Fra i lungometraggi vince LAS MANTENIDAS SIN SUEÑOS di Martìn
Salvo e Vera Fogwill, coproduzione argentina, spagnola ed olandese che
narra del rapporto invertito fra Florencia (interpretata dalla stessa
Fogwill), giovane madre tossica, e sua figlia di nove anni, Eugenia, che
deve in un certo modo occuparsi della madre.

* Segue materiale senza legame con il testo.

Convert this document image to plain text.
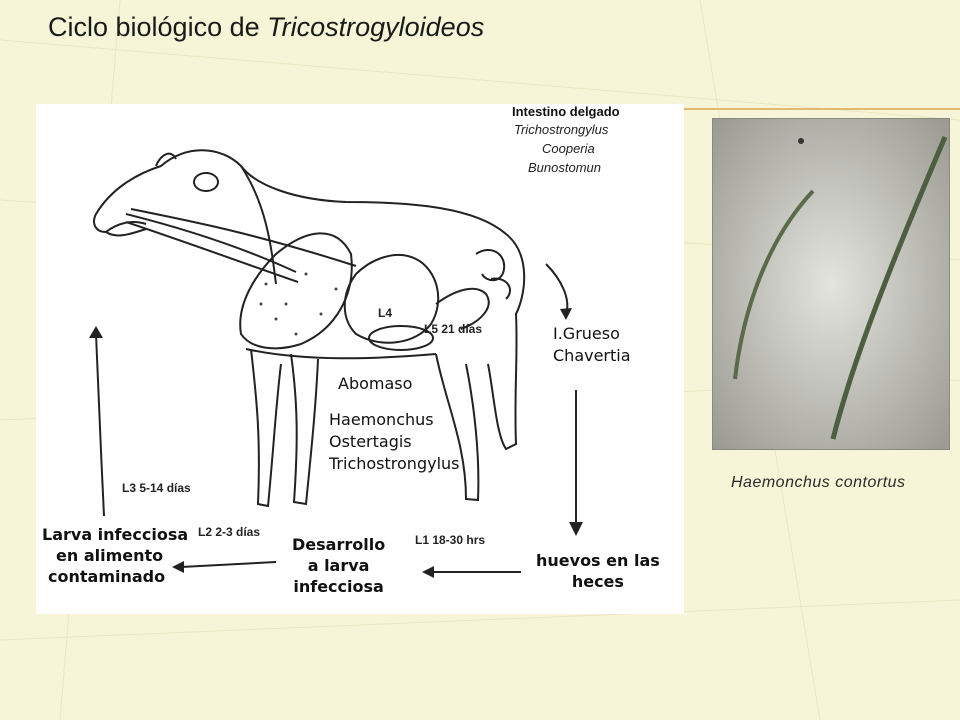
Ciclo biológico de Tricostrogyloideos
Intestino delgado
Trichostrongylus
Cooperia
Bunostomun
I.Grueso
Chavertia
Abomaso
Haemonchus
Ostertagis
Trichostrongylus
L4
L5 21 días
L3 5-14 días
L2 2-3 días
L1 18-30 hrs
Larva infecciosa
en alimento
contaminado
Desarrollo
a larva
infecciosa
huevos en las
heces
Haemonchus contortus
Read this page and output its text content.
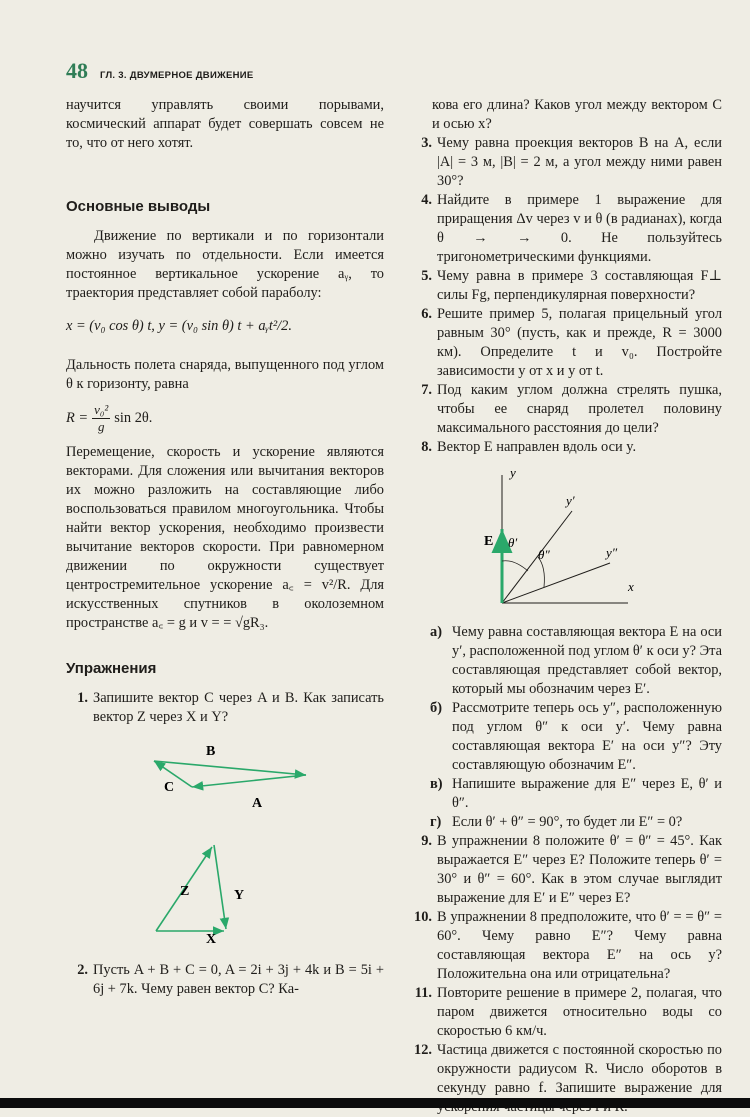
48 ГЛ. 3. ДВУМЕРНОЕ ДВИЖЕНИЕ

научится управлять своими порывами, космический аппарат будет совершать совсем не то, что от него хотят.

Основные выводы

Движение по вертикали и по горизонтали можно изучать по отдельности. Если имеется постоянное вертикальное ускорение aᵧ, то траектория представляет собой параболу:

x = (v₀ cos θ) t, y = (v₀ sin θ) t + aᵧt²/2.

Дальность полета снаряда, выпущенного под углом θ к горизонту, равна

$R = \frac{\text{v₀²}}{g}$ sin 2θ.

Перемещение, скорость и ускорение являются векторами. Для сложения или вычитания векторов их можно разложить на составляющие либо воспользоваться правилом многоугольника. Чтобы найти вектор ускорения, необходимо произвести вычитание векторов скорости. При равномерном движении по окружности существует центростремительное ускорение a꜀ = v²/R. Для искусственных спутников в околоземном пространстве a꜀ = g и v = = √gR₃.

Упражнения
1. Запишите вектор C через A и B. Как записать вектор Z через X и Y?
B
C
A
Z	Y
X
2. Пусть A + B + C = 0, A = 2i + 3j + 4k и B = 5i + 6j + 7k. Чему равен вектор C? Ка-

кова его длина? Каков угол между вектором C и осью x?

3. Чему равна проекция векторов B на A, если |A| = 3 м, |B| = 2 м, а угол между ними равен 30°?
4. Найдите в примере 1 выражение для приращения Δv через v и θ (в радианах), когда θ → → 0. Не пользуйтесь тригонометрическими функциями.
5. Чему равна в примере 3 составляющая F⊥ силы Fg, перпендикулярная поверхности?
6. Решите пример 5, полагая прицельный угол равным 30° (пусть, как и прежде, R = 3000 км). Определите t и v₀. Постройте зависимости y от x и y от t.
7. Под каким углом должна стрелять пушка, чтобы ее снаряд пролетел половину максимального расстояния до цели?
8. Вектор E направлен вдоль оси y.
y
y′
y″
x
E θ′
θ″
а) Чему равна составляющая вектора E на оси y′, расположенной под углом θ′ к оси y? Эта составляющая представляет собой вектор, который мы обозначим через E′.
б) Рассмотрите теперь ось y″, расположенную под углом θ″ к оси y′. Чему равна составляющая вектора E′ на оси y″? Эту составляющую обозначим E″.
в) Напишите выражение для E″ через E, θ′ и θ″.
г) Если θ′ + θ″ = 90°, то будет ли E″ = 0?
9. В упражнении 8 положите θ′ = θ″ = 45°. Как выражается E″ через E? Положите теперь θ′ = 30° и θ″ = 60°. Как в этом случае выглядит выражение для E′ и E″ через E?
10. В упражнении 8 предположите, что θ′ = = θ″ = 60°. Чему равно E″? Чему равна составляющая вектора E″ на ось y? Положительна она или отрицательна?
11. Повторите решение в примере 2, полагая, что паром движется относительно воды со скоростью 6 км/ч.
12. Частица движется с постоянной скоростью по окружности радиусом R. Число оборотов в секунду равно f. Запишите выражение для
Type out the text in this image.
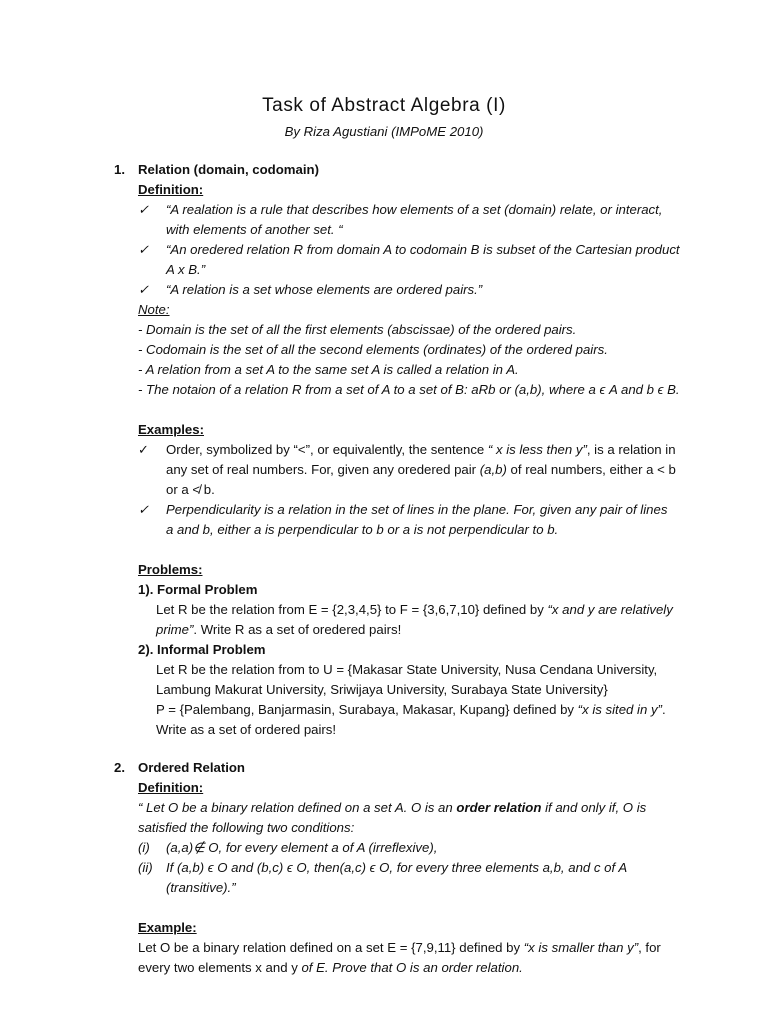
Task of Abstract Algebra (I)
By Riza Agustiani (IMPoME 2010)
1. Relation (domain, codomain)
Definition:
✓ “A realation is a rule that describes how elements of a set (domain) relate, or interact,
with elements of another set. “
✓ “An oredered relation R from domain A to codomain B is subset of the Cartesian product
A x B.”
✓ “A relation is a set whose elements are ordered pairs.”
Note:
- Domain is the set of all the first elements (abscissae) of the ordered pairs.
- Codomain is the set of all the second elements (ordinates) of the ordered pairs.
- A relation from a set A to the same set A is called a relation in A.
- The notaion of a relation R from a set of A to a set of B: aRb or (a,b), where a ϵ A and b ϵ B.
Examples:
✓ Order, symbolized by “<”, or equivalently, the sentence “ x is less then y”, is a relation in
any set of real numbers. For, given any oredered pair (a,b) of real numbers, either a < b
or a ≮ b.
✓ Perpendicularity is a relation in the set of lines in the plane. For, given any pair of lines
a and b, either a is perpendicular to b or a is not perpendicular to b.
Problems:
1). Formal Problem
Let R be the relation from E = {2,3,4,5} to F = {3,6,7,10} defined by “x and y are relatively
prime”. Write R as a set of oredered pairs!
2). Informal Problem
Let R be the relation from to U = {Makasar State University, Nusa Cendana University,
Lambung Makurat University, Sriwijaya University, Surabaya State University}
P = {Palembang, Banjarmasin, Surabaya, Makasar, Kupang} defined by “x is sited in y”.
Write as a set of ordered pairs!
2. Ordered Relation
Definition:
“ Let O be a binary relation defined on a set A. O is an order relation if and only if, O is
satisfied the following two conditions:
(i) (a,a)∉ O, for every element a of A (irreflexive),
(ii) If (a,b) ϵ O and (b,c) ϵ O, then(a,c) ϵ O, for every three elements a,b, and c of A
(transitive).”
Example:
Let O be a binary relation defined on a set E = {7,9,11} defined by “x is smaller than y”, for
every two elements x and y of E. Prove that O is an order relation.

Menzione speciale a THE FALL OF FUJIMORI, che ripercorre la
burrascosa carriera politica di alberto Fujimori, ex presidente del Perù ora
in esilio in Giappone.
I concorsi ufficiali sono stati poi affiancati da una notevole schiera di
iniziative interessanti, quali la Rassegna
Motion & Picture against poverty,
sul cinema come strumento di sensibilizzazione, e le varie proiezioni di
corti di animazione e video clip. Particolarmente degna di nota la
riproposizione dei film che furono proiettati nel corso del Festival du Film
Maudit di Biarritz, del 1949, rassegna controcorrente organizzata da nomi
del calibro di Cocteau, Bazin o Chabrol, votata a dare spazio al cinema
sperimentale e d’avanguardia. E’ stato così possibile rivedere alcune delle
opere che ispireranno la futura Nouvelle Vague, quali ZERO DE
CONDUITE e L’ATALANTE di Jean Vigo, o sperimentazioni quale ad esempio il
toccante GUERNICA di Alain Resnais, documentario che ci riporta al celebre
bombardamento del 1936 attraverso le opere di Pablo Picasso e la poesia di
Paul Eluard. Con questo omaggio, gli organizzatori del Milano Film Festival
hanno voluto in qualche modo sottolineare la continuità fra lo spirito
pioneristico del 1949 e quello che oggi anima il festival milanese.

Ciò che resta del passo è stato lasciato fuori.